Sen. Geraldine Thompson, D-Orlando nominated Joyner calling her a history maker whose career has inspired others. Joyner was the first African-American female to practice law in Hillsborough County in 1969.

“Arthenia Joyner has been a fearless champion for fairness and justice in her adolescence and continuing throughout her adult life,” said Thompson recalling that Joyner was arrested as a Florida A&M University student protesting segregation in the 1950s and then as an adult 30 years later at an anti-apartheid protest in Washington, D.C.

“We are encouraged to not go where the path may be but rather to go where there is no path and leave a trail. Arthenia Joyner has been a trailblazer,” said Thompson.

Margate Sen. Jeremy Ring seconded the nomination. Joyner’s was the only name nominated.

Joyner participated in what Thompson called the first civil rights demonstration in Tampa as a child and remain active in Civil Rights movement through college and as an attorney.
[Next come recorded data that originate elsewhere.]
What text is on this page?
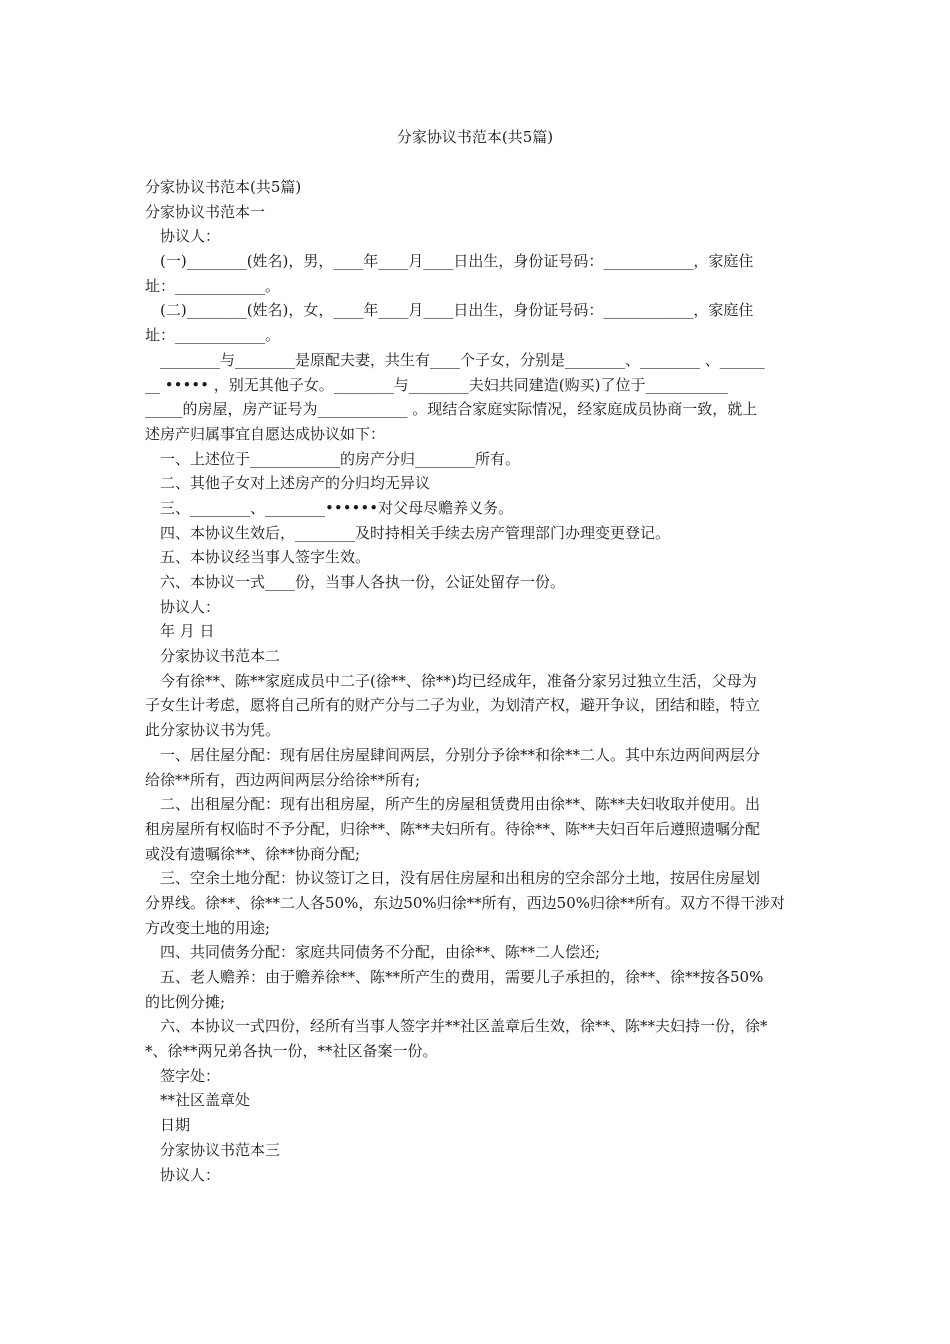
分家协议书范本(共5篇)
分家协议书范本(共5篇)
分家协议书范本一
协议人：
(一)________(姓名)，男，____年____月____日出生，身份证号码：____________，家庭住
址：____________。
(二)________(姓名)，女，____年____月____日出生，身份证号码：____________，家庭住
址：____________。
________与________是原配夫妻，共生有____个子女，分别是________、________ 、______
__ ••••• ，别无其他子女。________与________夫妇共同建造(购买)了位于___________
_____的房屋，房产证号为____________ 。现结合家庭实际情况，经家庭成员协商一致，就上
述房产归属事宜自愿达成协议如下：
一、上述位于____________的房产分归________所有。
二、其他子女对上述房产的分归均无异议
三、________、________••••••对父母尽赡养义务。
四、本协议生效后，________及时持相关手续去房产管理部门办理变更登记。
五、本协议经当事人签字生效。
六、本协议一式____份，当事人各执一份，公证处留存一份。
协议人：
年 月 日
分家协议书范本二
今有徐**、陈**家庭成员中二子(徐**、徐**)均已经成年，准备分家另过独立生活，父母为
子女生计考虑，愿将自己所有的财产分与二子为业，为划清产权，避开争议，团结和睦，特立
此分家协议书为凭。
一、居住屋分配：现有居住房屋肆间两层，分别分予徐**和徐**二人。其中东边两间两层分
给徐**所有，西边两间两层分给徐**所有;
二、出租屋分配：现有出租房屋，所产生的房屋租赁费用由徐**、陈**夫妇收取并使用。出
租房屋所有权临时不予分配，归徐**、陈**夫妇所有。待徐**、陈**夫妇百年后遵照遗嘱分配
或没有遗嘱徐**、徐**协商分配;
三、空余土地分配：协议签订之日，没有居住房屋和出租房的空余部分土地，按居住房屋划
分界线。徐**、徐**二人各50%，东边50%归徐**所有，西边50%归徐**所有。双方不得干涉对
方改变土地的用途;
四、共同债务分配：家庭共同债务不分配，由徐**、陈**二人偿还;
五、老人赡养：由于赡养徐**、陈**所产生的费用，需要儿子承担的，徐**、徐**按各50%
的比例分摊;
六、本协议一式四份，经所有当事人签字并**社区盖章后生效，徐**、陈**夫妇持一份，徐*
*、徐**两兄弟各执一份，**社区备案一份。
签字处：
**社区盖章处
日期
分家协议书范本三
协议人：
Yet, in her acceptance speech, the 71-year old Joyner recalled the fall of the Berlin Wall 25 years ago.

She said the fall of the wall represented people on the edge of “endurable” overcoming obstacles in the struggle towards freedom.  Joyner then speaking of Floridians said when people go without healthcare, when the system to restore civil rights is arbitrary and a minimum wage is not support oneself then people are not free.

“When hardworking people are blocked from basic health care because one ideology is against it, when they are shunned from sharing in the success that they helped a company achieve, when they are struggling to pay the bills in a system stacked against them . . . that is the edge of the endurable,” said Joyner.

“The 14 members of this Democratic caucus have a proud tradition of standing fast, standing for, as one of my friends, a Republican Senator once said, the little guy and the little gal. That’s who we stand for,” said Joyner.

The caucus selected Sen. Oscar Braynon, D-Miami-Dade as Leader Pro Tempore.